Gains :
- Capacité à comprendre les risques de vérification des faits, de référencement, de plagiat et de droit d'auteur et à appliquer un contrôle d'exactitude au contenu généré par l'intelligence artificielle
- Transparence dans l'utilisation de l'intelligence artificielle, en évitant les contenus trompeurs et en étant capable d'appliquer les principes de confidentialité de la marque/client comme cadre éthique
- Capacité à comprendre que la responsabilité juridique et éthique du contenu appartient à l'auteur et à la marque utilisant l'outil et que les résultats non vérifiés ne peuvent être publiés.

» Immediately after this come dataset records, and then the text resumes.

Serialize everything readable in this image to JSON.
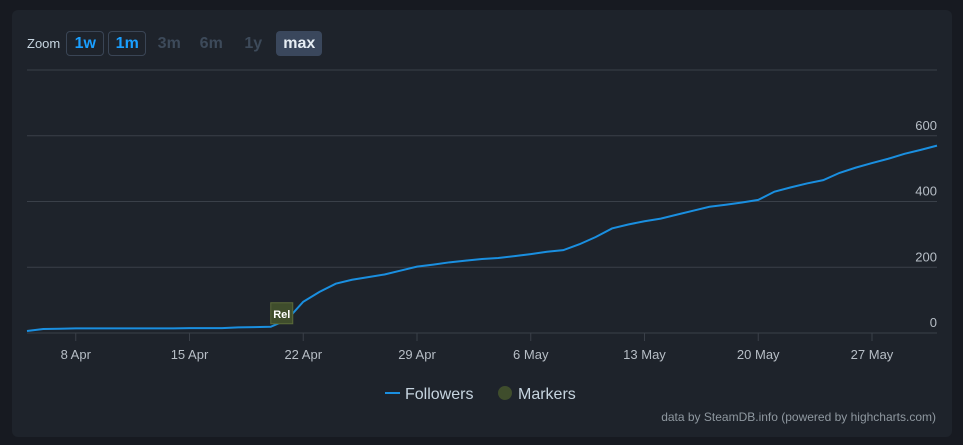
{
  "chart_data": {
    "type": "line",
    "zoom_label": "Zoom",
    "zoom_buttons": [
      "1w",
      "1m",
      "3m",
      "6m",
      "1y",
      "max"
    ],
    "zoom_enabled": [
      true,
      true,
      false,
      false,
      false,
      true
    ],
    "zoom_selected": "max",
    "x": [
      "5 Apr",
      "6 Apr",
      "7 Apr",
      "8 Apr",
      "9 Apr",
      "10 Apr",
      "11 Apr",
      "12 Apr",
      "13 Apr",
      "14 Apr",
      "15 Apr",
      "16 Apr",
      "17 Apr",
      "18 Apr",
      "19 Apr",
      "20 Apr",
      "21 Apr",
      "22 Apr",
      "23 Apr",
      "24 Apr",
      "25 Apr",
      "26 Apr",
      "27 Apr",
      "28 Apr",
      "29 Apr",
      "30 Apr",
      "1 May",
      "2 May",
      "3 May",
      "4 May",
      "5 May",
      "6 May",
      "7 May",
      "8 May",
      "9 May",
      "10 May",
      "11 May",
      "12 May",
      "13 May",
      "14 May",
      "15 May",
      "16 May",
      "17 May",
      "18 May",
      "19 May",
      "20 May",
      "21 May",
      "22 May",
      "23 May",
      "24 May",
      "25 May",
      "26 May",
      "27 May",
      "28 May",
      "29 May",
      "30 May",
      "31 May"
    ],
    "series": [
      {
        "name": "Followers",
        "color": "#1a8fe0",
        "values": [
          6,
          12,
          13,
          14,
          14,
          14,
          14,
          14,
          14,
          14,
          15,
          15,
          15,
          17,
          18,
          19,
          40,
          95,
          125,
          150,
          162,
          170,
          178,
          190,
          202,
          208,
          215,
          220,
          225,
          228,
          234,
          240,
          247,
          252,
          270,
          292,
          318,
          330,
          340,
          348,
          360,
          372,
          384,
          390,
          397,
          405,
          430,
          443,
          455,
          465,
          487,
          503,
          517,
          530,
          545,
          557,
          570
        ]
      }
    ],
    "markers": {
      "name": "Markers",
      "color": "#3f4d2c",
      "points": [
        {
          "x": "20 Apr",
          "label": "Rel"
        }
      ]
    },
    "xlim": [
      "5 Apr",
      "31 May"
    ],
    "xticks": [
      "8 Apr",
      "15 Apr",
      "22 Apr",
      "29 Apr",
      "6 May",
      "13 May",
      "20 May",
      "27 May"
    ],
    "ylim": [
      0,
      800
    ],
    "yticks": [
      0,
      200,
      400,
      600
    ],
    "grid": true,
    "credits": "data by SteamDB.info (powered by highcharts.com)"
  }
}
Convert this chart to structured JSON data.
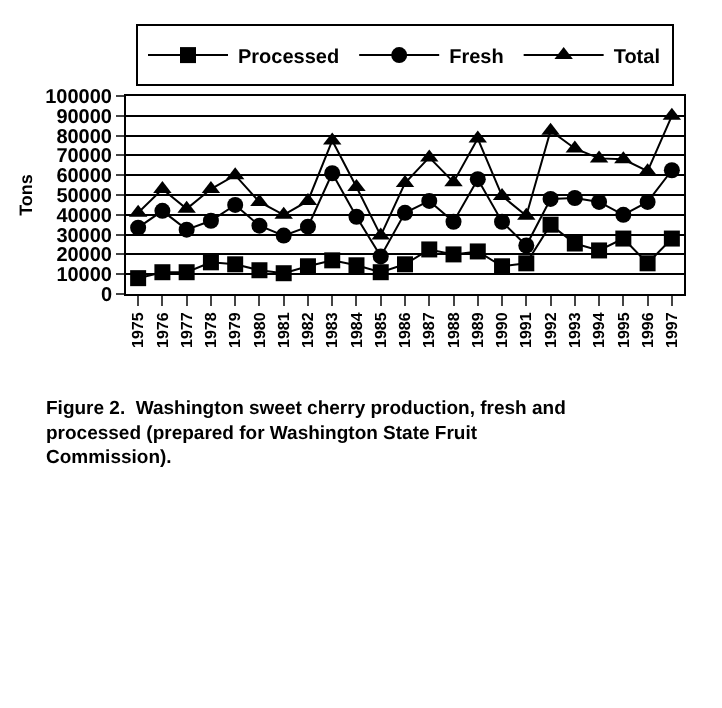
{
  "chart_data": {
    "type": "line",
    "ylabel": "Tons",
    "categories": [
      "1975",
      "1976",
      "1977",
      "1978",
      "1979",
      "1980",
      "1981",
      "1982",
      "1983",
      "1984",
      "1985",
      "1986",
      "1987",
      "1988",
      "1989",
      "1990",
      "1991",
      "1992",
      "1993",
      "1994",
      "1995",
      "1996",
      "1997"
    ],
    "series": [
      {
        "name": "Processed",
        "color": "#000000",
        "marker": "square",
        "values": [
          8000,
          11000,
          11000,
          16000,
          15000,
          12000,
          10500,
          14000,
          17000,
          14500,
          11000,
          15000,
          22500,
          20000,
          21500,
          14000,
          15500,
          35000,
          25500,
          22000,
          28000,
          15500,
          28000
        ]
      },
      {
        "name": "Fresh",
        "color": "#000000",
        "marker": "circle",
        "values": [
          33500,
          42000,
          32500,
          37000,
          45000,
          34500,
          29500,
          34000,
          61000,
          39000,
          19000,
          41000,
          47000,
          36500,
          58000,
          36500,
          24500,
          48000,
          48500,
          46500,
          40000,
          46500,
          62500
        ]
      },
      {
        "name": "Total",
        "color": "#000000",
        "marker": "triangle",
        "values": [
          41000,
          53000,
          43000,
          53000,
          60000,
          46500,
          40000,
          47000,
          77500,
          54000,
          29500,
          56000,
          69000,
          56500,
          78500,
          49500,
          39500,
          82500,
          73500,
          68500,
          68000,
          62000,
          90000
        ]
      }
    ],
    "ylim": [
      0,
      100000
    ],
    "yticks": [
      0,
      10000,
      20000,
      30000,
      40000,
      50000,
      60000,
      70000,
      80000,
      90000,
      100000
    ],
    "grid": "y",
    "legend": "top",
    "line_style": "solid",
    "annotations": [
      "Figure 2.  Washington sweet cherry production, fresh and processed (prepared for Washington State Fruit Commission)."
    ]
  }
}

Dès que vous publiez du contenu, vous le soutenez. Chaque numéro, chaque affirmation, chaque citation et chaque phrase relève désormais de la responsabilité de la marque (et de la vôtre), même si l'IA a écrit ce texte. "L'IA l'a dit" n'est une excuse devant aucun tribunal ni aux yeux d'aucun lecteur. Cette unité couvre les aspects les plus sérieux de la création de contenu IA : l'authentification, l'éthique, le droit d'auteur et la confidentialité. Ce n’est pas « le travail des avocats » ; devrait faire partie de la pratique quotidienne de chaque créateur de contenu. Parce qu’une mauvaise statistique fait perdre la confiance, un cas de plagiat fait perdre le budget, une violation de confidentialité fait perdre un client. L'originalité et la précision ne sont pas négociables dans les domaines créatifs.
Posons dès le début le principe de base : La responsabilité juridique et éthique du contenu appartient à l'auteur et à la marque utilisant l'outil. Une sortie non vérifiée ne peut pas être publiée ; Une allégation d’origine inconnue ne peut être utilisée ; Le travail de quelqu'un d'autre ne peut être pris sans autorisation ; Les données confidentielles ne peuvent pas être saisies dans un outil ouvert.
Vérification des faits : chaque affirmation est étayée par la source
La partie la plus dangereuse du texte produit par l’IA est constituée de faits fluides mais fabriqués (hallucinations). Le réflexe de vérification d’un créateur de contenu doit cibler les types suivants :
- Chiffres et statistiques : « 78 % des consommateurs… » — source ? Est-ce réel ou actuel ?
- Citations : « Steve Jobs a dit... » – a-t-il vraiment dit cela ou était-ce apocryphe ?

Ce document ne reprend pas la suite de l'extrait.